首脳らからは、トランプ氏が掲げる関税引き上げなど保護主義的な政策を警戒する声が出ていたが、宣言は、世界貿易機関(WTO)を中核とする「ルールに基づく、公正で、開かれた多角的貿易体制確保」の必要性に言及するにとどめた。
ウクライナ情勢では「人的被害や食料、エネルギー安全保障などに関する悪影響を強調する」と表明。イスラエルとイスラム主義組織ハマスの戦闘が続くパレスチナ自治区ガザとレバノン情勢を巡っては、人道状況の悪化に深い懸念を示し、「包括的な停戦」を呼びかけた。紛争や戦争について「全ての国は領土獲得のための武力行使を控えなければならない」と記した。

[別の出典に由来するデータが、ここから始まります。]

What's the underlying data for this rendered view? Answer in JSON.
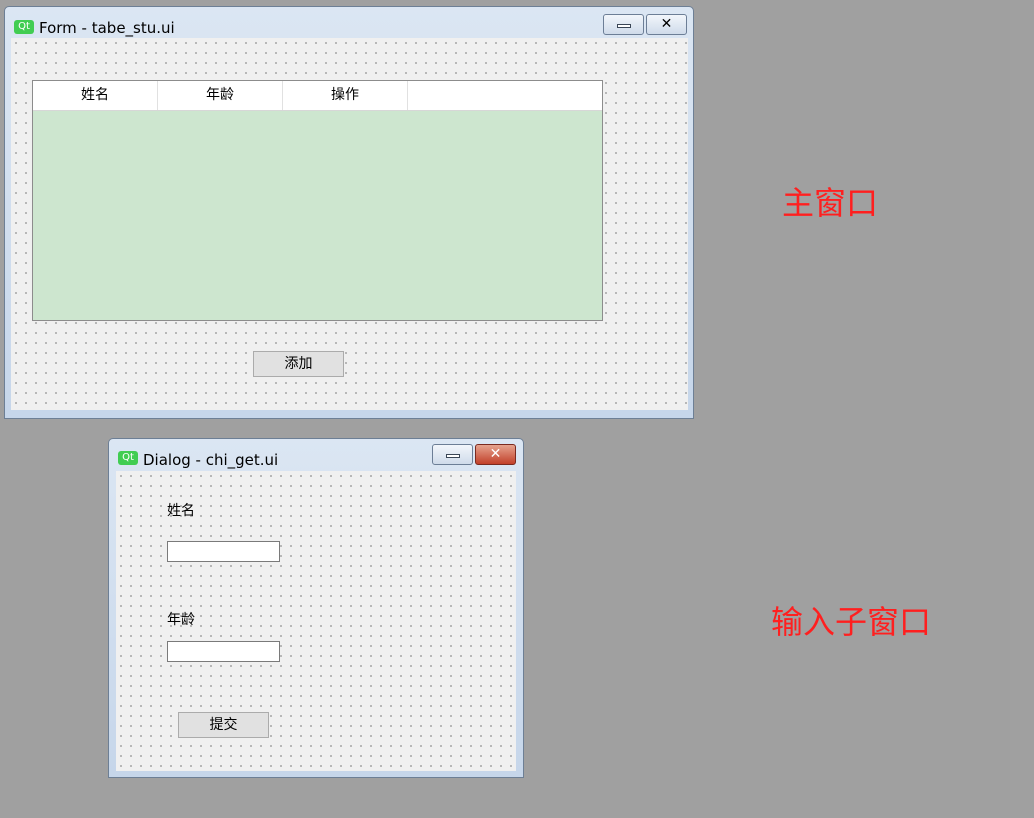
{
  "form_window": {
    "title": "Form - tabe_stu.ui",
    "logo": "Qt",
    "table": {
      "headers": [
        "姓名",
        "年龄",
        "操作"
      ],
      "body_color": "#cde6cf"
    },
    "add_button": "添加"
  },
  "dialog_window": {
    "title": "Dialog - chi_get.ui",
    "logo": "Qt",
    "name_label": "姓名",
    "name_value": "",
    "age_label": "年龄",
    "age_value": "",
    "submit_button": "提交"
  },
  "annotations": {
    "main_window": "主窗口",
    "input_subwindow": "输入子窗口"
  },
  "icons": {
    "minimize": "minimize-icon",
    "close": "close-icon"
  },
  "colors": {
    "annotation": "#ff1f1f",
    "background": "#a0a0a0",
    "table_body": "#cde6cf",
    "qt_logo": "#41cd52"
  }
}
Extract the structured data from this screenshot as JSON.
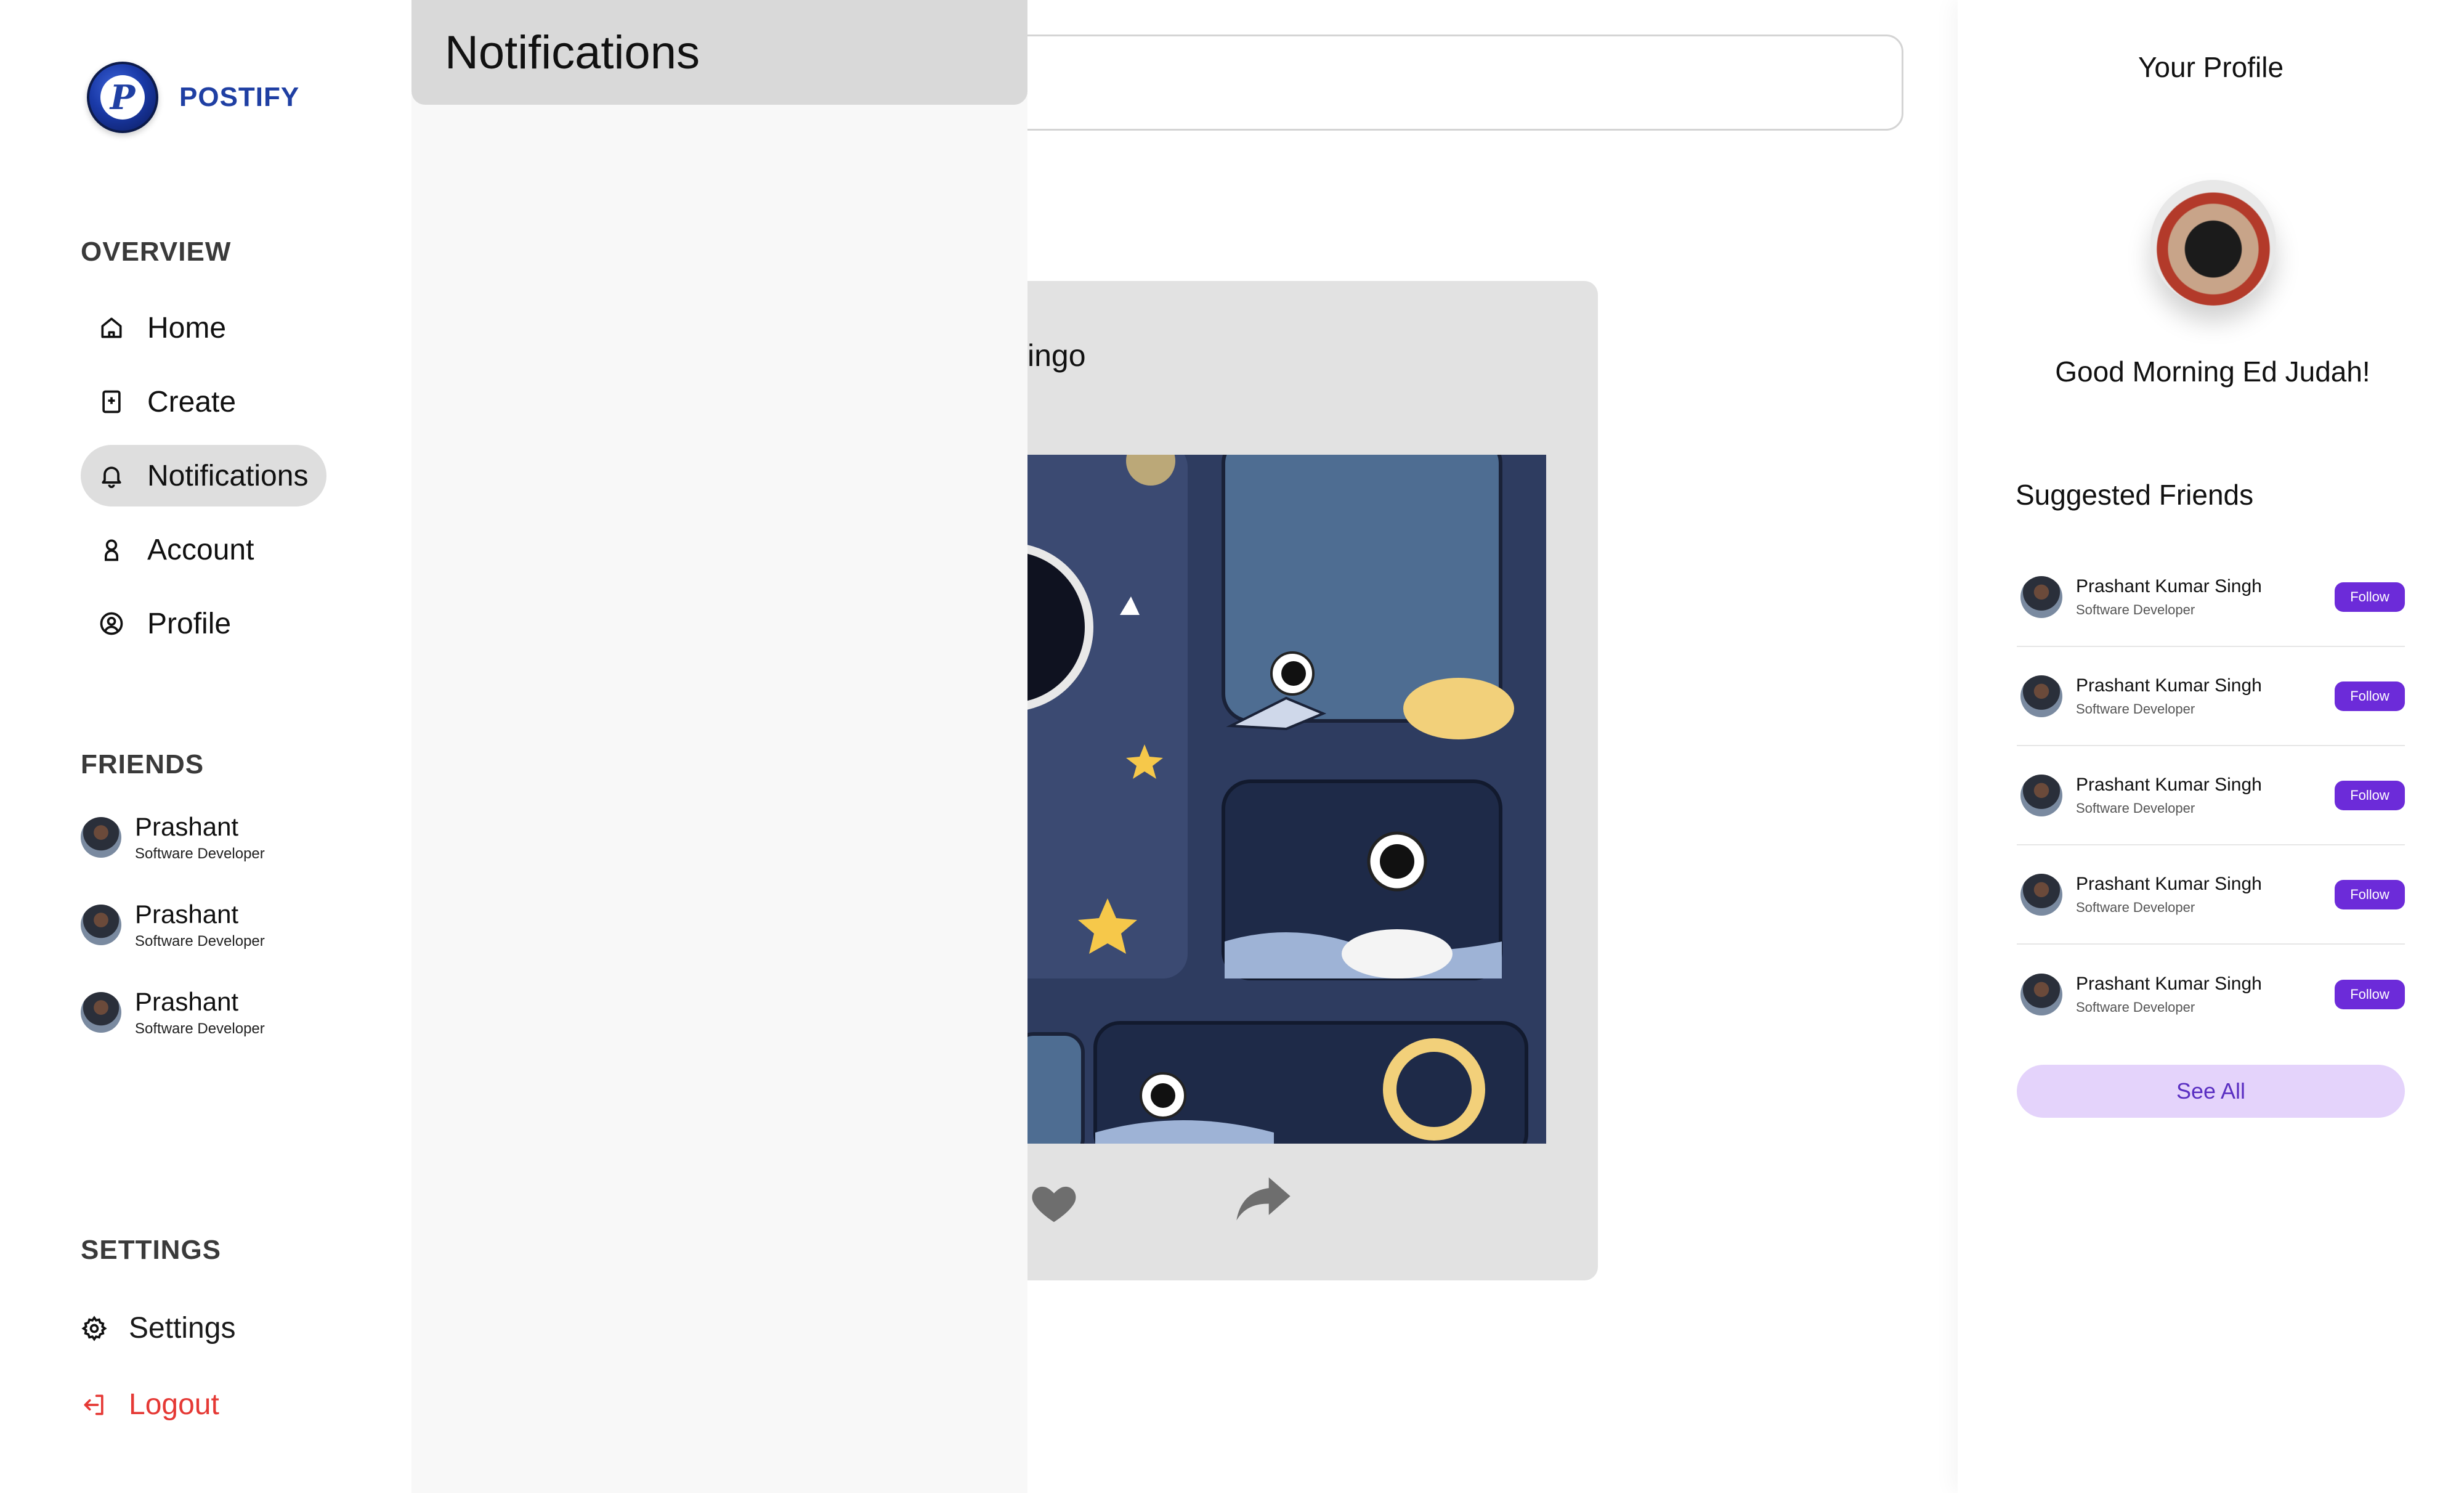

人工知能(AI)については、「知的財産やプライバシーの尊重」、急速な発展を受けた「安全で信頼できる開発、導入の確保」の必要性を指摘した。偽情報拡散などのリスクを軽減するための「国際的な協力や議論の促進」も盛り込んだ。
石破首相は18日のG20首脳会議の会合で、ロシアの侵略を非難し、「国連安全保障理事会は現下の諸課題に対処できていない」として安保理改革や国連の機能強化が急務だと訴えた。